Der
Jiuhuashan
-
heiliger
Berg des Buddhismus
In der
Provinz Anhui, etwa 20 Kilometer von der Kreisstadt Qingyang
entfernt, liegt eine landschaftliche Perle – der Jiuhuashan,
einer der heiligen Berge des Buddhismus in China. Zum gleichen
Bergzug wie der Huangshan gehörend, misst er rund 100
Kilometer im Umfang. Glasklare Flüsschen gurgeln durch seine
malerische Landschaft. Von seinen zahllosen Gipfeln, nach
alter Zählung 99 an der Zahl, tragen die bekanntesten
und höchsten Namen wie „Himmelsterrasse“, „Himmelssäule“,
„Zehn Könige“, „Luohan“ oder „Lotosblüte“.
Der
große Dichter Li Bai (701-762) kam insgesamt dreimal
zum „Jiuzishan“, wie der Berg damals hieß. Bei seinem
ersten Besuch, der in den Zeitraum 744-749 fiel, schlug er
in einem Vers vor, den Namen auf „Jiuhuashan“ zu ändern
– eine Bezeichnung, die sich schließlich einbürgerte
und bis heute in Gebrauch geblieben ist.
Li Bai
liebte es, im Berg zu wandern, seine Tempel und Aussichtspunkte
aufzusuchen. Im Teich der „Halle der Erhabenen Meditation“
habe er einst, so heißt es, seine Schreibpinsel gewaschen.
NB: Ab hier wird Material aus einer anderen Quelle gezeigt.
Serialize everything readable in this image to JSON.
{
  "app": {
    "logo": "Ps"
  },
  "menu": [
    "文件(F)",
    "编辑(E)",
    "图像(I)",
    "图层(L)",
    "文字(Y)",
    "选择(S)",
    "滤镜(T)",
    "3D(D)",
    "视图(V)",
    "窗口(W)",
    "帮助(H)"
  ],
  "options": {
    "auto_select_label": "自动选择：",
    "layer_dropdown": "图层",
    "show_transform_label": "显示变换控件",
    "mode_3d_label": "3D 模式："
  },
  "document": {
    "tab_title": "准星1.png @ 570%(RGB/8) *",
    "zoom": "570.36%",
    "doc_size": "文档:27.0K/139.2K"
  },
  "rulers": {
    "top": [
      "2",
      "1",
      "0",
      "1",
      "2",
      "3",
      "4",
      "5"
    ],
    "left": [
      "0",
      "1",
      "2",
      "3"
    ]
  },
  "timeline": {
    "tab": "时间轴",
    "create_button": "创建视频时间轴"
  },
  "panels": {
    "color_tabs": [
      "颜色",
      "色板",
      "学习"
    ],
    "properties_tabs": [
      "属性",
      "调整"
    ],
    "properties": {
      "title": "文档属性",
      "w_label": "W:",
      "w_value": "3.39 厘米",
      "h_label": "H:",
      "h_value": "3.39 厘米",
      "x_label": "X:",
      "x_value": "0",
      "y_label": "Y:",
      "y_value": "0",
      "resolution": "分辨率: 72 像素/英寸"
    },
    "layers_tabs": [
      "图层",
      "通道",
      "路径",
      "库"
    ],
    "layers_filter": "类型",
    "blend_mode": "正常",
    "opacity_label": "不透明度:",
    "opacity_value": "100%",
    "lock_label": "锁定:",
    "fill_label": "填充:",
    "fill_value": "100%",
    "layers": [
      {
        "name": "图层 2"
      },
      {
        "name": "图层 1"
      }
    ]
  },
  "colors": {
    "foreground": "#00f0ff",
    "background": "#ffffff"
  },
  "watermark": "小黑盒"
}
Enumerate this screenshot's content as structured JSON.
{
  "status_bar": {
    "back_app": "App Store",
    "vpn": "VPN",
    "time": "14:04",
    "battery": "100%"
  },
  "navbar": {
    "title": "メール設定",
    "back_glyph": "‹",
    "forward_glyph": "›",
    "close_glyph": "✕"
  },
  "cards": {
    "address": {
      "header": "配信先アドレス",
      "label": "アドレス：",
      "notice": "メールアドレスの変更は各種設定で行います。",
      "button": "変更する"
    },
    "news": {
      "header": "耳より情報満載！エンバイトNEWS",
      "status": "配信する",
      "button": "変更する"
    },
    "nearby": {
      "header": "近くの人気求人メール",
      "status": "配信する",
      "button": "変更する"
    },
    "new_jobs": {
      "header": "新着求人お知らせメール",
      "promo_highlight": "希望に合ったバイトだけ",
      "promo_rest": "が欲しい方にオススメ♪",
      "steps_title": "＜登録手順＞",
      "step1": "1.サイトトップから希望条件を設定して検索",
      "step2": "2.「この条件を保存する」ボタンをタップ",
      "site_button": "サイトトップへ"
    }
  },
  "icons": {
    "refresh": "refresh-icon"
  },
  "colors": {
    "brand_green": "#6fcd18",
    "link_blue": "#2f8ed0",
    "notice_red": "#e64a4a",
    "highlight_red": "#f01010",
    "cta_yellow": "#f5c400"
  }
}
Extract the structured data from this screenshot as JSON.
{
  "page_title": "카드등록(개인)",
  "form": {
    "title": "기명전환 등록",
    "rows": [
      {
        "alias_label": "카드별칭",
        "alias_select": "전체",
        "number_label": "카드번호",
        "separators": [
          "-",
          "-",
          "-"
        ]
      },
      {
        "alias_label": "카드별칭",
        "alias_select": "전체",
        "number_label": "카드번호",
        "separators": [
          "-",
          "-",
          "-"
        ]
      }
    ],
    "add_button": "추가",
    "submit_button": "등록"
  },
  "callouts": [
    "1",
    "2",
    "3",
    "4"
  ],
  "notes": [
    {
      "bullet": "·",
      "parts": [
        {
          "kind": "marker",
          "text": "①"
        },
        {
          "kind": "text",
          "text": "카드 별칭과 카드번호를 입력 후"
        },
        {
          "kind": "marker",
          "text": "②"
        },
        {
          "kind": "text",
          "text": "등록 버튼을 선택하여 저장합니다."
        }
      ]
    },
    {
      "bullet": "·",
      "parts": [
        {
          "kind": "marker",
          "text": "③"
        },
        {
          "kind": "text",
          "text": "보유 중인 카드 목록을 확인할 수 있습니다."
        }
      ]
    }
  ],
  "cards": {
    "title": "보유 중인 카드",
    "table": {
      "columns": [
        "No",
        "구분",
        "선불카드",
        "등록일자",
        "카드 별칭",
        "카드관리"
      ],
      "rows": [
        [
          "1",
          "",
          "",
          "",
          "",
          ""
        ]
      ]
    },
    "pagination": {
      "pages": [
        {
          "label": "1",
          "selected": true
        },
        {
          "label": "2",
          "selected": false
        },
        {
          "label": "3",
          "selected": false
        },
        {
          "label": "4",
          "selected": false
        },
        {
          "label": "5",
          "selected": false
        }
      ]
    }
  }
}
Und in eine strohgedeckte Hütte nahe dem Huacheng-Kloster
soll er sich zurückgezogen haben, um zu lesen und Gedichte
zu rezitieren. Nachfolgende Generationen errichteten an der
Stelle ein „Li-Bai-Studio“, das – in späteren Zeiten
zerstört – schon demnächst wiedererstehen wird,
um den Wanderer zu einer Rast einzuladen.
Jiuhuajie
und Huacheng-Kloster
Zum Zentrum
des Berges, Jiuhuajie, musste man früher über eine acht Kilometer
lange Steintreppe aufsteigen. Seit 1978 die Straße fertiggestellt
wurde, ist der Zugang viel bequemer geworden. Das Auto folgt
den rund 80 Serpentinen in die Höhe, vorbei an grünen
Hängen und Terrassenfeldern. Da und dort in die Landschaft
gesprenkelt, liegen Bauernhütten. Ehe wir uns versehen, haben
wir Jiuhuajie erreicht.
Jiuhuajie
ist malerisch in die Berglandschaft eingebettet. Bäche,
Felder, Bergpfade, kleine Bauerngehöfte, Klöster
und Tempel verleihen der Gegend ein typisch südchinesisches
Gepräge. Der älteste und bedeutendste buddhistische
Sakralbau ist das Huacheng-Kloster, eine besondere Weihestätte
des Bodhisattwa Ksitigarbha.
Schon
in der Östlichen Jin-Periode (317-420) hatte der Mönch
Bei Du seine Strohhütte hier errichtet. Mitte des 8. Jahrhunderts
(Tang-Dynastie) erbauten ein frommer Buddhist namens Zhuge
Jie und seine Freunde für Meister Qiao Jue das Huacheng-Kloster,
das später dem Bodhisattwa Ksitigarbha geweiht wurde.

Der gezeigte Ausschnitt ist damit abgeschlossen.